At a Glance
- Tasks: Architect and maintain cutting-edge AI systems and workflows.
- Company: Join a forward-thinking tech company focused on responsible AI.
- Benefits: Attractive salary, flexible working options, and continuous learning opportunities.
- Other info: Exciting work environment with ample room for career advancement.
- Why this job: Be at the forefront of AI innovation and make a meaningful impact.
- Qualifications: Experience in AI systems and a passion for responsible technology.
The predicted salary is between 50000 - 70000 £ per year.
The key responsibilities will cover:
- Architect and implement/maintain agentic systems, autonomous agents, multi-agent pipelines, tool-use workflows, planning loops, and memory-augmented reasoning.
- Implement LLM observability, logging, tracing, evaluation pipelines, and guardrails to maintain quality and reliability in production AI systems.
- Advise on responsible AI deployment.
Engineer employer: Teksystems
As an innovative leader in AI technology, our company offers engineers a dynamic work environment where creativity and collaboration thrive. Located in a vibrant tech hub, we provide exceptional benefits, a strong commitment to employee development, and opportunities to work on cutting-edge projects that shape the future of AI. Join us to be part of a culture that values responsibility and excellence in deploying transformative solutions.
StudySmarter Expert Advice🤫
We think this is how you could land Engineer
✨Tip Number 1
Network like a pro! Reach out to fellow engineers and industry professionals on LinkedIn or at meetups. We can’t stress enough how valuable personal connections can be in landing that dream job.
✨Tip Number 2
Show off your skills! Create a portfolio showcasing your projects, especially those involving agentic systems and AI. This gives potential employers a taste of what you can do and sets you apart from the crowd.
✨Tip Number 3
Prepare for interviews by brushing up on your technical knowledge and problem-solving skills. We recommend practising common engineering interview questions and even doing mock interviews with friends or mentors.
✨Tip Number 4
Don’t forget to apply through our website! It’s the best way to ensure your application gets seen by the right people. Plus, we love seeing candidates who are proactive about their job search!
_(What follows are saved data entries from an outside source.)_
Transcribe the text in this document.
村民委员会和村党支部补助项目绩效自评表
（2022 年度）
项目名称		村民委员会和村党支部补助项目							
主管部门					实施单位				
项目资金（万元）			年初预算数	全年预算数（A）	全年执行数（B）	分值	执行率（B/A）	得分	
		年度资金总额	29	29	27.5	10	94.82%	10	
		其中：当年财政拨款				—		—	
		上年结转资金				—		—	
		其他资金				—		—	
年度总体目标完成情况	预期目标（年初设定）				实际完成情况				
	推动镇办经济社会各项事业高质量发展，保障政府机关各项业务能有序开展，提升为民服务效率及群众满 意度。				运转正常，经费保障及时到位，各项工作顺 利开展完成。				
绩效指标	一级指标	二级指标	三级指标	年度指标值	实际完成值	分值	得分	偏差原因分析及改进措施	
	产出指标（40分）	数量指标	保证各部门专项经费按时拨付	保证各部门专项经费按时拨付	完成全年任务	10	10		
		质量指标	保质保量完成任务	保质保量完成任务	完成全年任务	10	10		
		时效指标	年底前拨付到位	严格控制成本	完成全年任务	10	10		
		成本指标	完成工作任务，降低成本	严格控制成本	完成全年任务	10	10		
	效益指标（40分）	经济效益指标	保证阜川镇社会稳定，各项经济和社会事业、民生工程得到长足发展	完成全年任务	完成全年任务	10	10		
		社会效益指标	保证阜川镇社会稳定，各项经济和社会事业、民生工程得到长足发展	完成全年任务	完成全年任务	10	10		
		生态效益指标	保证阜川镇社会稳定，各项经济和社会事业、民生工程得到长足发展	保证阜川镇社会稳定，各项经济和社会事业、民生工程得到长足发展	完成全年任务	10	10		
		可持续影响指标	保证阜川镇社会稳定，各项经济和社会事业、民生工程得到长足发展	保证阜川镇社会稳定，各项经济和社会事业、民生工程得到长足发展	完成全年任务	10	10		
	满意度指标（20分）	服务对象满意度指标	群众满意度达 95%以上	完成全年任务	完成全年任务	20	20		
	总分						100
We think you need these skills to ace Engineer
Some tips for your application 🫡
Tailor Your CV:Make sure your CV highlights relevant experience and skills that align with the Engineer role. We want to see how your background fits into architecting and implementing agentic systems, so don’t hold back on those details!
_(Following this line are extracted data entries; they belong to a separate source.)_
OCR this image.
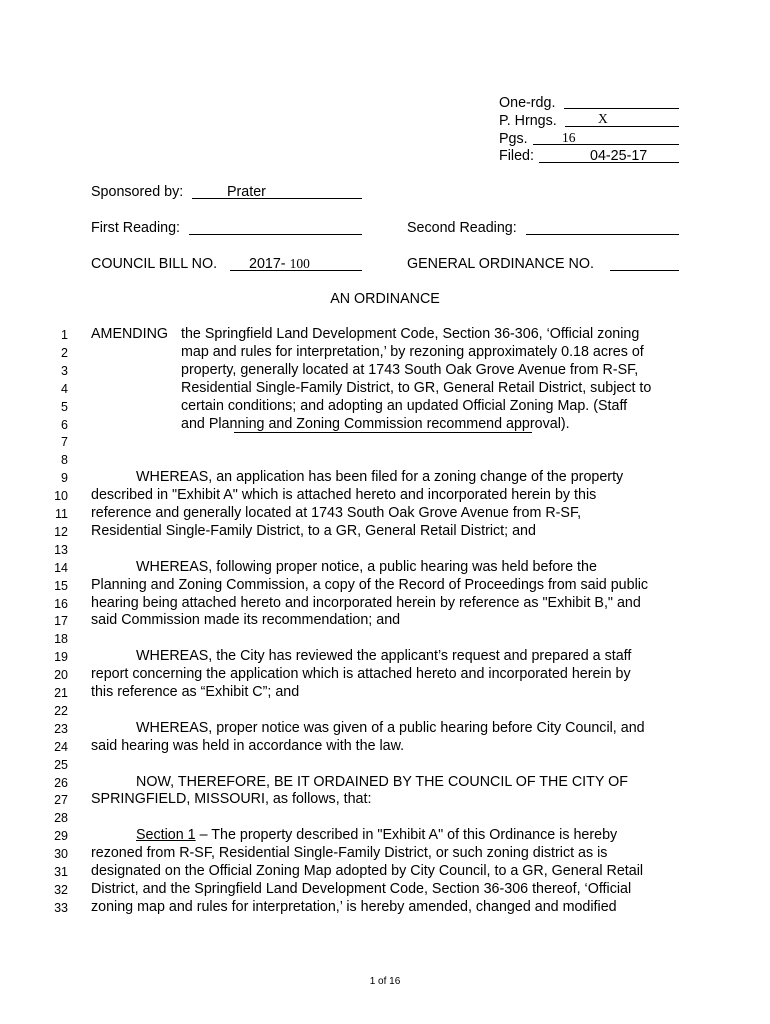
One-rdg.
P. Hrngs.	X
Pgs.	16
Filed:	04-25-17
Sponsored by:	Prater
First Reading:	Second Reading:
COUNCIL BILL NO. 2017- 100	GENERAL ORDINANCE NO.
AN ORDINANCE
AMENDING
1	the Springfield Land Development Code, Section 36-306, ‘Official zoning
2	map and rules for interpretation,’ by rezoning approximately 0.18 acres of
3	property, generally located at 1743 South Oak Grove Avenue from R-SF,
4	Residential Single-Family District, to GR, General Retail District, subject to
5	certain conditions; and adopting an updated Official Zoning Map. (Staff
6	and Planning and Zoning Commission recommend approval).
7
8
9	WHEREAS, an application has been filed for a zoning change of the property
10 described in "Exhibit A" which is attached hereto and incorporated herein by this
11 reference and generally located at 1743 South Oak Grove Avenue from R-SF,
12 Residential Single-Family District, to a GR, General Retail District; and
13
14	WHEREAS, following proper notice, a public hearing was held before the
15 Planning and Zoning Commission, a copy of the Record of Proceedings from said public
16 hearing being attached hereto and incorporated herein by reference as "Exhibit B," and
17 said Commission made its recommendation; and
18
19	WHEREAS, the City has reviewed the applicant’s request and prepared a staff
20 report concerning the application which is attached hereto and incorporated herein by
21 this reference as “Exhibit C”; and
22
23	WHEREAS, proper notice was given of a public hearing before City Council, and
24 said hearing was held in accordance with the law.
25
26	NOW, THEREFORE, BE IT ORDAINED BY THE COUNCIL OF THE CITY OF
27 SPRINGFIELD, MISSOURI, as follows, that:
28
29	Section 1 – The property described in "Exhibit A" of this Ordinance is hereby
30 rezoned from R-SF, Residential Single-Family District, or such zoning district as is
31 designated on the Official Zoning Map adopted by City Council, to a GR, General Retail
32 District, and the Springfield Land Development Code, Section 36-306 thereof, ‘Official
33 zoning map and rules for interpretation,’ is hereby amended, changed and modified
1 of 16
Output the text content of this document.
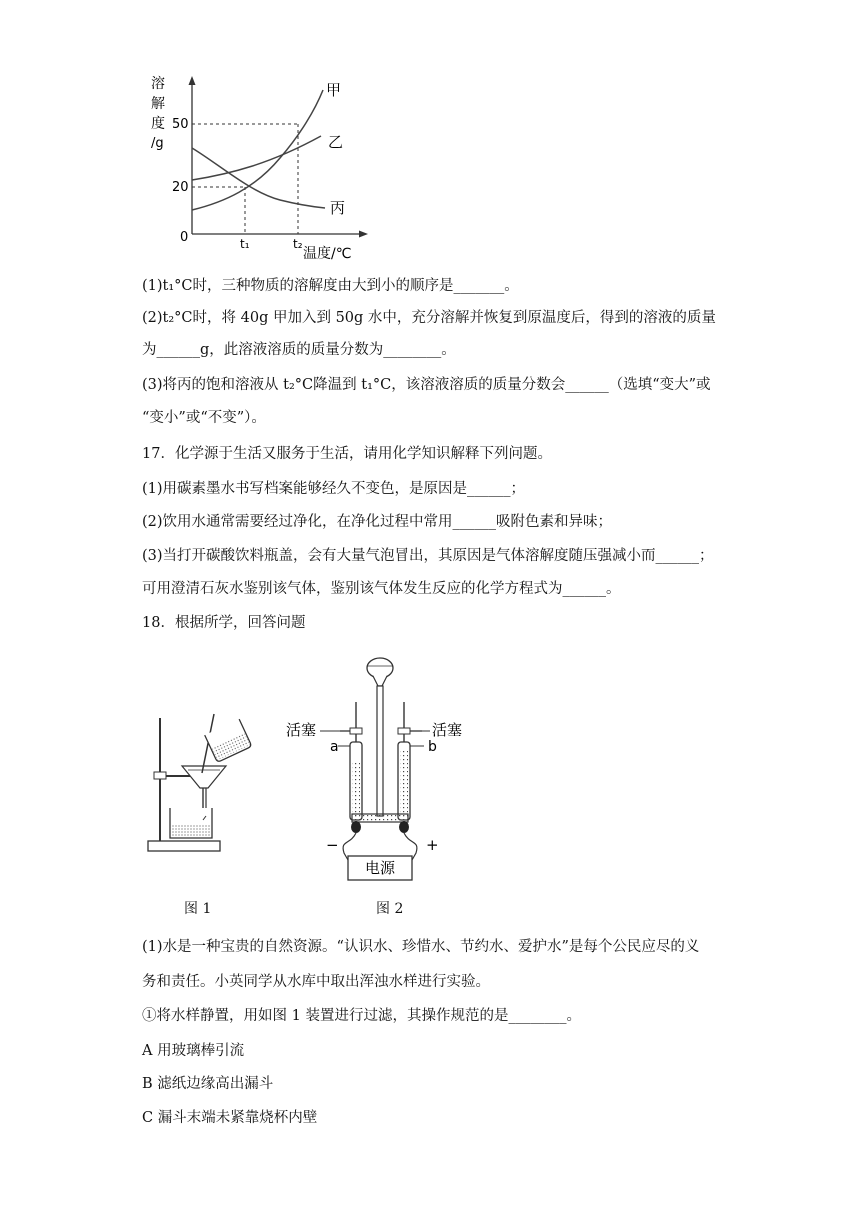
溶
解
度
/g
50
20
0	t₁	t₂
温度/℃
甲
乙
丙
(1)t₁°C时，三种物质的溶解度由大到小的顺序是_______。
(2)t₂°C时，将 40g 甲加入到 50g 水中，充分溶解并恢复到原温度后，得到的溶液的质量
为______g，此溶液溶质的质量分数为________。
(3)将丙的饱和溶液从 t₂°C降温到 t₁°C，该溶液溶质的质量分数会______（选填“变大”或
“变小”或“不变”）。
17．化学源于生活又服务于生活，请用化学知识解释下列问题。
(1)用碳素墨水书写档案能够经久不变色，是原因是______；
(2)饮用水通常需要经过净化，在净化过程中常用______吸附色素和异味；
(3)当打开碳酸饮料瓶盖，会有大量气泡冒出，其原因是气体溶解度随压强减小而______；
可用澄清石灰水鉴别该气体，鉴别该气体发生反应的化学方程式为______。
18．根据所学，回答问题
活塞	活塞
a	b
−	+
电源
图 1	图 2
(1)水是一种宝贵的自然资源。“认识水、珍惜水、节约水、爱护水”是每个公民应尽的义
务和责任。小英同学从水库中取出浑浊水样进行实验。
①将水样静置，用如图 1 装置进行过滤，其操作规范的是________。
A 用玻璃棒引流
B 滤纸边缘高出漏斗
C 漏斗末端未紧靠烧杯内壁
Craft a Compelling Cover Letter:Your cover letter is your chance to shine! Use it to explain why you’re passionate about responsible AI deployment and how you can contribute to our team. Keep it engaging and personal – we love to see your personality come through.
Showcase Your Projects:If you've worked on any projects related to multi-agent pipelines or LLM observability, make sure to mention them! We’re keen to see practical examples of your work that demonstrate your skills and creativity in the field.
Apply Through Our Website:We encourage you to apply directly through our website for a smoother process. It helps us keep track of applications better and ensures you don’t miss out on any important updates from us!
How to prepare for a job interview at Teksystems
✨Know Your Tech Inside Out
Make sure you’re well-versed in the technologies and methodologies mentioned in the job description. Brush up on agentic systems, multi-agent pipelines, and memory-augmented reasoning. Being able to discuss these topics confidently will show that you’re not just familiar with them, but that you can also contribute meaningfully.
✨Prepare Real-World Examples
Think of specific projects or experiences where you've implemented similar systems or faced challenges related to AI deployment. Be ready to share how you approached these situations, what tools you used, and the outcomes. This will help demonstrate your practical knowledge and problem-solving skills.
✨Understand Responsible AI Principles
Since advising on responsible AI deployment is part of the role, make sure you’re up to speed on ethical considerations and best practices in AI. Be prepared to discuss how you would ensure quality and reliability in production AI systems, as well as any frameworks or guidelines you follow.
✨Ask Insightful Questions
Interviews are a two-way street, so come armed with questions that show your interest in the company and the role. Ask about their current projects involving LLM observability or how they handle logging and tracing in their systems. This not only shows your enthusiasm but also helps you gauge if the company is the right fit for you.